Bateman describes how ion groupings can be made based solely upon retention time of the chromatographic peaks as seen in mass chromatograms. The '4180 Application describes how ion groupings can be made based solely upon the retention time of ions.
Two ions that have different retention times must derive from different originating molecules. Thus grouping based on retention time can eliminate ions that elute within a chromatographic peak width of a precursor.

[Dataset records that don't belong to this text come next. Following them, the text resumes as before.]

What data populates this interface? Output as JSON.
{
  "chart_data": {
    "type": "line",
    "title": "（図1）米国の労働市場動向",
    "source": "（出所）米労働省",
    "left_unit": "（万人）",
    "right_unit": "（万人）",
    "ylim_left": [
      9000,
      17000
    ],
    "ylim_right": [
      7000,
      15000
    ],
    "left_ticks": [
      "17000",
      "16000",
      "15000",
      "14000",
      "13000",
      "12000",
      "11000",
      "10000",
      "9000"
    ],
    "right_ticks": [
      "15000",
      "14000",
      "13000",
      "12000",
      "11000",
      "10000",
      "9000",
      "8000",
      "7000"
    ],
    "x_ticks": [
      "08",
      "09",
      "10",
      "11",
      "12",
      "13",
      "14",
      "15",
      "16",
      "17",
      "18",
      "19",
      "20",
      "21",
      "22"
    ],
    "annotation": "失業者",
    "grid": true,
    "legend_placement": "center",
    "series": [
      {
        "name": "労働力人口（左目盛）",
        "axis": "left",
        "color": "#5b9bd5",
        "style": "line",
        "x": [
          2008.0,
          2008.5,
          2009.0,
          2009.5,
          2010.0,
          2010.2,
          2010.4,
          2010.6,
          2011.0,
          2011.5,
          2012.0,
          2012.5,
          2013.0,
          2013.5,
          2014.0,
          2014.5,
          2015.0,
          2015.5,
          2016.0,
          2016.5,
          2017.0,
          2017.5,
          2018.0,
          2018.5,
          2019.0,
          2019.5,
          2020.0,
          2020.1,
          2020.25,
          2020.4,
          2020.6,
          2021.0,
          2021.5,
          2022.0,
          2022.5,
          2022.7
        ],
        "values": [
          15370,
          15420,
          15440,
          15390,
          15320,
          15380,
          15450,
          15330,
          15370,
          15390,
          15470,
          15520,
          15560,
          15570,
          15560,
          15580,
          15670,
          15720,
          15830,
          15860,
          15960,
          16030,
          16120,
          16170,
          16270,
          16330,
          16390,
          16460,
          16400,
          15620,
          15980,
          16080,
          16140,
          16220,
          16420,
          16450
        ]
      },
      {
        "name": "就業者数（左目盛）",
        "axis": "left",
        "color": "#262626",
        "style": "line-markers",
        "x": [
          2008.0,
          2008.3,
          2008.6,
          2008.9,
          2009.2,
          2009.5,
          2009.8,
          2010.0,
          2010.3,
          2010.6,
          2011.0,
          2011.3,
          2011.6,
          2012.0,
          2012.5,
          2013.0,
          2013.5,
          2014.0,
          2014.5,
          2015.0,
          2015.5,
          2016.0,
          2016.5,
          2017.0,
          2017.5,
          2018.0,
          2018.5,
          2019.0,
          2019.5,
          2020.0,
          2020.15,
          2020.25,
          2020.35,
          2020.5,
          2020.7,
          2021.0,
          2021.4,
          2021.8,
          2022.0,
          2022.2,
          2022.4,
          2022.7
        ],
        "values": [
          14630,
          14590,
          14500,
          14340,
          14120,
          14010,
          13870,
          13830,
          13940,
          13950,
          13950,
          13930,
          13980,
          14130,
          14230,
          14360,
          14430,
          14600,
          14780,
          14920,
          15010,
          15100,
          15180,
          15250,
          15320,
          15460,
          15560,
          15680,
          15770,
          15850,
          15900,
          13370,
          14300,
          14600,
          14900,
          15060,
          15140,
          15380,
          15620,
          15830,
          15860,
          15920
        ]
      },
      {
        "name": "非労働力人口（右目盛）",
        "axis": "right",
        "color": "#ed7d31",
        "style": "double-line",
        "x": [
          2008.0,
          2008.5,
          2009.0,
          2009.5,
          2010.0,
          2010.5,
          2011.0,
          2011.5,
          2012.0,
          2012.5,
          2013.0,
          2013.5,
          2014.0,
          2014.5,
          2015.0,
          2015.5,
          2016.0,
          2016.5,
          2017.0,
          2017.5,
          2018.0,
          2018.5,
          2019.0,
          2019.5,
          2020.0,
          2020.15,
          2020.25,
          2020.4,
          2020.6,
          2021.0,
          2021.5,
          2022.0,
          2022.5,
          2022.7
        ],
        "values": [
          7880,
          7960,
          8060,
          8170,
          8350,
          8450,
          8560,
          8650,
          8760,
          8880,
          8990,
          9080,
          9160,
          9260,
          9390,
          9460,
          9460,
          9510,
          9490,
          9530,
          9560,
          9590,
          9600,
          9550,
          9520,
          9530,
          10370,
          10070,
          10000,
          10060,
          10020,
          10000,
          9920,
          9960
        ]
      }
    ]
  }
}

By requiring that ions in a group must have the same retention time, the methods of Bateman and the '4180 Application will exclude ions that have different retention times even if their peaks overlap chromatographically.
However, in complex mixtures, it may yet be that multiple originating molecules still elute at essentially the same retention time. As a result, even the improved method described in Bateman and the '4180 Application, which group ions solely on the basis of retention time, can inadvertently group ions that in fact come from two or more distinct eluting molecules.